In the Schellens Fabriek, a former factory space in Eindhoven’s city center, close to the well-known Van Abbemuseum, Isola takes over a 400 sqm space by showcasing innovative biomaterials, circular products, and collectible design pieces from its design communities designers. MushLume Lighting is delighted to be joining the many talented, eco-conscious designers, cultivating a collection of purchasable products and art that are real change-makers within their industries.
Dutch Design Week
In October of each year, Dutch Design Week (DDW) takes place in Eindhoven. One of the biggest design events in Europe presents work and ideas of more than 2600 designers to more than 350,000 visitors from home and abroad.

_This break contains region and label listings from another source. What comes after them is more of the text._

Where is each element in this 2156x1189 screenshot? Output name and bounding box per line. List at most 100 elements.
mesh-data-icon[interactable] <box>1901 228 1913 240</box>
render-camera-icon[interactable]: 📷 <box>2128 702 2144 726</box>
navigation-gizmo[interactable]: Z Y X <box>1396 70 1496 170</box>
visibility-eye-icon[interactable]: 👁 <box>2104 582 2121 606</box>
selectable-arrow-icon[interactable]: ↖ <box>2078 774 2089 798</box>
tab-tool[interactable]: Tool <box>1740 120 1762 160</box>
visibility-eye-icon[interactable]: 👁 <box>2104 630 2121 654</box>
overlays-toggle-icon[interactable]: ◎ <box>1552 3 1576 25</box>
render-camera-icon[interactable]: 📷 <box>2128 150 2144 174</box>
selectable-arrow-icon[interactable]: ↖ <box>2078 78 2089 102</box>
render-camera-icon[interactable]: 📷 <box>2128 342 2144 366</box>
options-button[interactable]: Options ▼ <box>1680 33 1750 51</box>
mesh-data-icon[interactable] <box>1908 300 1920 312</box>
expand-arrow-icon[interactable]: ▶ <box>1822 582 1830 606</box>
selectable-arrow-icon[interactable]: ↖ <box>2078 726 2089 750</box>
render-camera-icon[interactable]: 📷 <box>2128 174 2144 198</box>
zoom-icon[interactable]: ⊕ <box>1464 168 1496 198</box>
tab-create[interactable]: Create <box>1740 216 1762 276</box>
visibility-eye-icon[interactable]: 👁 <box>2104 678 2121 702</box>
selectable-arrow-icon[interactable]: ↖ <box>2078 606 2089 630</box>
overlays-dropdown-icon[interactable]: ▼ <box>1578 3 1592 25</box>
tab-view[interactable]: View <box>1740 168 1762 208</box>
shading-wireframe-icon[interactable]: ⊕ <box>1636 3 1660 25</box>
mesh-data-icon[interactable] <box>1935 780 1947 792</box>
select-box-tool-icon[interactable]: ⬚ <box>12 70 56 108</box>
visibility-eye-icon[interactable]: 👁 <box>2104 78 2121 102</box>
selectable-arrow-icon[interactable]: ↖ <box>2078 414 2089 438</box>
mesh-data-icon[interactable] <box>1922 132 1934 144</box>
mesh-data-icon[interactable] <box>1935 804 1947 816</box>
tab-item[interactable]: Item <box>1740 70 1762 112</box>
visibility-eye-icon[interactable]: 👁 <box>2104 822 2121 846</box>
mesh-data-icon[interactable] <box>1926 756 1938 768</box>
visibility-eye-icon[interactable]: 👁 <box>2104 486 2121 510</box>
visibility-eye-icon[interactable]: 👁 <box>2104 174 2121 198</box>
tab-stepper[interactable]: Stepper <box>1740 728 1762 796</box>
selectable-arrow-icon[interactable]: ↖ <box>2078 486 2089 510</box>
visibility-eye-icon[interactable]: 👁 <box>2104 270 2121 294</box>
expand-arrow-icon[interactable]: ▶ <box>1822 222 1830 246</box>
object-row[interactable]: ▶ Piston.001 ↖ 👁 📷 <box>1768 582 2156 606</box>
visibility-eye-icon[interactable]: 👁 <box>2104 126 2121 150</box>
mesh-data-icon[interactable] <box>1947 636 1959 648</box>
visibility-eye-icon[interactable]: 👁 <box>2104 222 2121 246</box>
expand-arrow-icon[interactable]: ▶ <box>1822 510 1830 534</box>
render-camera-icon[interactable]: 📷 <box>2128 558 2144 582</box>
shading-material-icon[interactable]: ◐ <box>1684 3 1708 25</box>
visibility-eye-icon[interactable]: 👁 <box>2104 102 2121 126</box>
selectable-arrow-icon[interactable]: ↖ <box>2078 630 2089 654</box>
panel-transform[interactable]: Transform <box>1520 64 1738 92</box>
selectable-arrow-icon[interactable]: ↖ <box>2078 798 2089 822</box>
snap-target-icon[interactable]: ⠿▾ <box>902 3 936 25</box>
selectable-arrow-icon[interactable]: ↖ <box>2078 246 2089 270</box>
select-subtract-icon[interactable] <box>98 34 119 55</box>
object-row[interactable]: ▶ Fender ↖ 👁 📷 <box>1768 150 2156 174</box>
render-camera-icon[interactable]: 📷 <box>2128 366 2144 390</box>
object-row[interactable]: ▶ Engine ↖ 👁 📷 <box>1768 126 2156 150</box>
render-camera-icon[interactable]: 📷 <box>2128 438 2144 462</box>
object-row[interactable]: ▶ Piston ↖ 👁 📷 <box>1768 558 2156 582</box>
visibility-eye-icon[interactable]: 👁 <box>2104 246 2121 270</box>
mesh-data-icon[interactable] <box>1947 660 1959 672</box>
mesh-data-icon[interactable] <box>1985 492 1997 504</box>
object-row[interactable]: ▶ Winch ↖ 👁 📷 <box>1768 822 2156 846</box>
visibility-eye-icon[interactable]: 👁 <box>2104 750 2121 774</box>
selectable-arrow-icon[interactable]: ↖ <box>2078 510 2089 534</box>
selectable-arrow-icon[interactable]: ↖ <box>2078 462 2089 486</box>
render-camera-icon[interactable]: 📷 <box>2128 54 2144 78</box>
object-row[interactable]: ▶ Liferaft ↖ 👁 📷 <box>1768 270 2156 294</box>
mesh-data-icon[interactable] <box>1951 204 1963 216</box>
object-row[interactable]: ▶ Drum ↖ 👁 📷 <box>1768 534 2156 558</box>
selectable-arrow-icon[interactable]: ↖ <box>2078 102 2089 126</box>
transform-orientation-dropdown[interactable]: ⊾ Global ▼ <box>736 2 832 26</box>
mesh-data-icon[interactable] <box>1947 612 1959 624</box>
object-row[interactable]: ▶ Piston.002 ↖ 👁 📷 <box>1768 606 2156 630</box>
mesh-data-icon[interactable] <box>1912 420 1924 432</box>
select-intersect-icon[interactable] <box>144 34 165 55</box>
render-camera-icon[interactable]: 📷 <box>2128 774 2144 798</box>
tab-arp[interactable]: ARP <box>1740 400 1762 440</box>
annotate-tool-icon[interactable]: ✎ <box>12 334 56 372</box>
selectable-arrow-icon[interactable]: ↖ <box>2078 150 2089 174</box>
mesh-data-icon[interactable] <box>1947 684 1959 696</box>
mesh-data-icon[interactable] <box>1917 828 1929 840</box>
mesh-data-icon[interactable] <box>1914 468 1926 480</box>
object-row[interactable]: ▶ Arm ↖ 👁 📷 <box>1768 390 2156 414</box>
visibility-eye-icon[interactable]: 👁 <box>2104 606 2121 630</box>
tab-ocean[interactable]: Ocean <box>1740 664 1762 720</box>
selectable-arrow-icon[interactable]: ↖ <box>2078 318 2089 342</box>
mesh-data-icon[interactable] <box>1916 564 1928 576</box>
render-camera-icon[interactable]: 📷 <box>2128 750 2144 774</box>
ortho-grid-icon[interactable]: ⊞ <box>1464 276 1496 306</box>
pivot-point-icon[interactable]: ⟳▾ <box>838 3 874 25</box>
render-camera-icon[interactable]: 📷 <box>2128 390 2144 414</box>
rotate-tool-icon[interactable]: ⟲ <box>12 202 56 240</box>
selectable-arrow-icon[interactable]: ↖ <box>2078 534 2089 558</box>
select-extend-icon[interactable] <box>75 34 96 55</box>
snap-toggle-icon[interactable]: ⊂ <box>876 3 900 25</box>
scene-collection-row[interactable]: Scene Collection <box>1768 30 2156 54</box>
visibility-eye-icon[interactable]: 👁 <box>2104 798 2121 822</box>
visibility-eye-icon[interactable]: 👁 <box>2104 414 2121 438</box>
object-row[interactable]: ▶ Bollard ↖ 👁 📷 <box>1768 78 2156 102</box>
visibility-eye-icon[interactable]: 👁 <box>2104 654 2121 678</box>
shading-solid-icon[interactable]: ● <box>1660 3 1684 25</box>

In more than 110 locations across the city, DDW organizes and facilitates exhibitions, lectures, prize ceremonies, networking events, debates and festivities.
Although during the event every imaginable discipline and aspect of design is on offer, the emphasis is on experiment, innovation and cross-overs. Exceptional attention each year goes to work and development of young talent. DDW concentrates on the design of the future and the future of design. It is DDW’s objective to show how designers from around the world shape a positive future and to strengthen the position and meaning of Dutch designers.
Nothing Happens If Nothing Happens
Isola is gathering designers and design professionals with a joint mission: to go beyond mere sustainable design thinking and really make something happen. The founders call on all designers and studios to implement a concrete change in their modus operandi, bringing them closer to the concept of regeneration.
The collaboration continues between Isola’s creative director, Elif Resitoglu, design studio IAMMI, and Italian start-up ReMat, focused on mattress waste recycling, for the creation and design of the exhibition layout. The elements in recycled polyurethane, previously shaped for the Londonese set-up, will be reused and repurposed, raising the commitment to truly sustainable design. Different thematic areas will characterize the exhibition, from material research to collectible design and sustainable and circular products. Isola is pushing the level of sustainable exhibiting even further in its partnership with The Good Plastic Company, using their recycled plastic sheets for signage and in the setup where possible. Both collaborations make sure that less virgin and single-use materials are used.